Un pacco di banconote che Recep Tayyip Erdogan ha tirato fuori dalla tasca e ha distribuito agli elettori appostati, in famelica attesa, fuori da un seggio. Non ricordo un’icona simile in un altro paese occidentale in occasione di una scadenza elettorale.

Si tratta di un’istantanea che ha fatto il giro del mondo su tutti gli schermi televisivi, ma che evidentemente non ha prodotto sufficiente indignazione in media, governi e cittadini. In chi invece osserva la politica e la proietta sul rispetto di leggi e trattati internazionali, quella scena dovrebbe provocare fastidio, pur nella consapevolezza che a quelle latitudini è un drammatico déjà vu.

Il protagonista di quel gesto chiaramente illegale (a proposito, dov’erano gli occhi attenti dell’Osce?) non ha fatto altro che confermare un atteggiamento che, particolarmente nell’ultimo decennio, si è aggravato esponenzialmente. Arresti, prevaricazioni, eliminazione di diritti ed elementari libertà, minacce contro i vicini, antisemitismo galoppante sono diventate sul Bosforo regole e non eccezioni, sin dalla cruenta repressione delle manifestazioni di Gezi Park, che il fato ha voluto fossero accadute esattamente dieci anni prima del ballottaggio di domenica scorsa che ha visto la vittoria del presidente uscente.

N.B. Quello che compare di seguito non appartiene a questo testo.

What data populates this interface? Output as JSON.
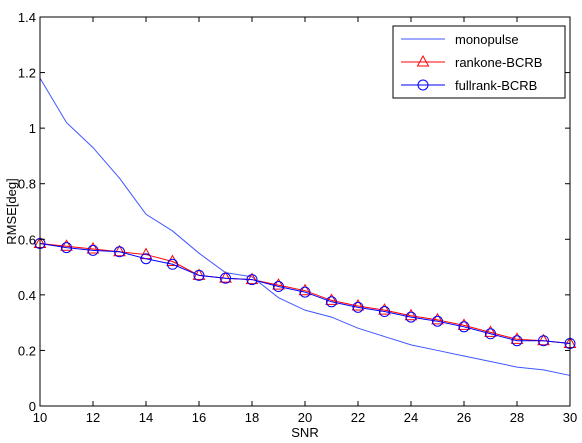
{
  "chart_data": {
    "type": "line",
    "title": "",
    "xlabel": "SNR",
    "ylabel": "RMSE[deg]",
    "xlim": [
      10,
      30
    ],
    "ylim": [
      0,
      1.4
    ],
    "x": [
      10,
      11,
      12,
      13,
      14,
      15,
      16,
      17,
      18,
      19,
      20,
      21,
      22,
      23,
      24,
      25,
      26,
      27,
      28,
      29,
      30
    ],
    "xticks": [
      "10",
      "12",
      "14",
      "16",
      "18",
      "20",
      "22",
      "24",
      "26",
      "28",
      "30"
    ],
    "yticks": [
      "0",
      "0.2",
      "0.4",
      "0.6",
      "0.8",
      "1",
      "1.2",
      "1.4"
    ],
    "grid": false,
    "legend_position": "top-right",
    "series": [
      {
        "name": "monopulse",
        "color": "#3f56ff",
        "marker": "none",
        "values": [
          1.18,
          1.02,
          0.93,
          0.82,
          0.69,
          0.63,
          0.55,
          0.48,
          0.465,
          0.39,
          0.345,
          0.32,
          0.28,
          0.25,
          0.22,
          0.2,
          0.18,
          0.16,
          0.14,
          0.13,
          0.11
        ]
      },
      {
        "name": "rankone-BCRB",
        "color": "#ff0000",
        "marker": "triangle",
        "values": [
          0.585,
          0.575,
          0.565,
          0.555,
          0.545,
          0.52,
          0.47,
          0.46,
          0.455,
          0.435,
          0.415,
          0.38,
          0.36,
          0.345,
          0.325,
          0.31,
          0.29,
          0.265,
          0.24,
          0.235,
          0.225
        ]
      },
      {
        "name": "fullrank-BCRB",
        "color": "#0000ff",
        "marker": "circle",
        "values": [
          0.585,
          0.57,
          0.56,
          0.555,
          0.53,
          0.51,
          0.47,
          0.46,
          0.455,
          0.43,
          0.41,
          0.375,
          0.355,
          0.34,
          0.32,
          0.305,
          0.285,
          0.26,
          0.235,
          0.235,
          0.225
        ]
      }
    ]
  }
}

Nel mezzo, il golpe farlocco del 2016, altra straordinaria occasione per il Sultano di zittire oppositori politici, giornalisti non allineati, giudici troppo zelanti, con il parallelo immobilismo dell’Ue che non ha recitato alcuna parte. Se non quella di comprare con 5 miliardi di euro la permanenza dei profughi siriani su suolo turco.

Questo il quadro d’insieme in cui, oggi, ci si interroga analiticamente sulle prossime mosse di Ankara, sul peso specifico delle sue decisioni più urgenti, sul modus con cui continuerà a tessere relazioni con i paesi del Golfo, con la Cina, con la Russia, con l’Ue e con gli Usa, su come deciderà di proseguire nella sua crociata contro i social network, le minoranze o i curdi, favorendo invece altri gruppi come la Fratellanza Musulmana.

Spicca, inoltre, la tranquillità con cui quelle banconote sono state regalate: come se al leader non importasse poi molto di essere immortalato in quel gesto così particolare. Non se ne è vergognato, non ha mostrato reticenza per la presenza delle telecamere. Non ha fatto finta di nulla. Bensì ha tirato dritto per la sua strada con tracotanza impassibile, ben consapevole che nessun cronista lo avrebbe colto in flagranza, che nessun magistrato lo avrebbe incriminato, che nessun blogger lo avrebbe fermato.

Proprio in continuità con l’assunto di Ataturk: “Noi riconosciamo le rivendicazioni di tutte le nazioni. Il nostro nazionalismo non è in nessun modo egoista e supponente”.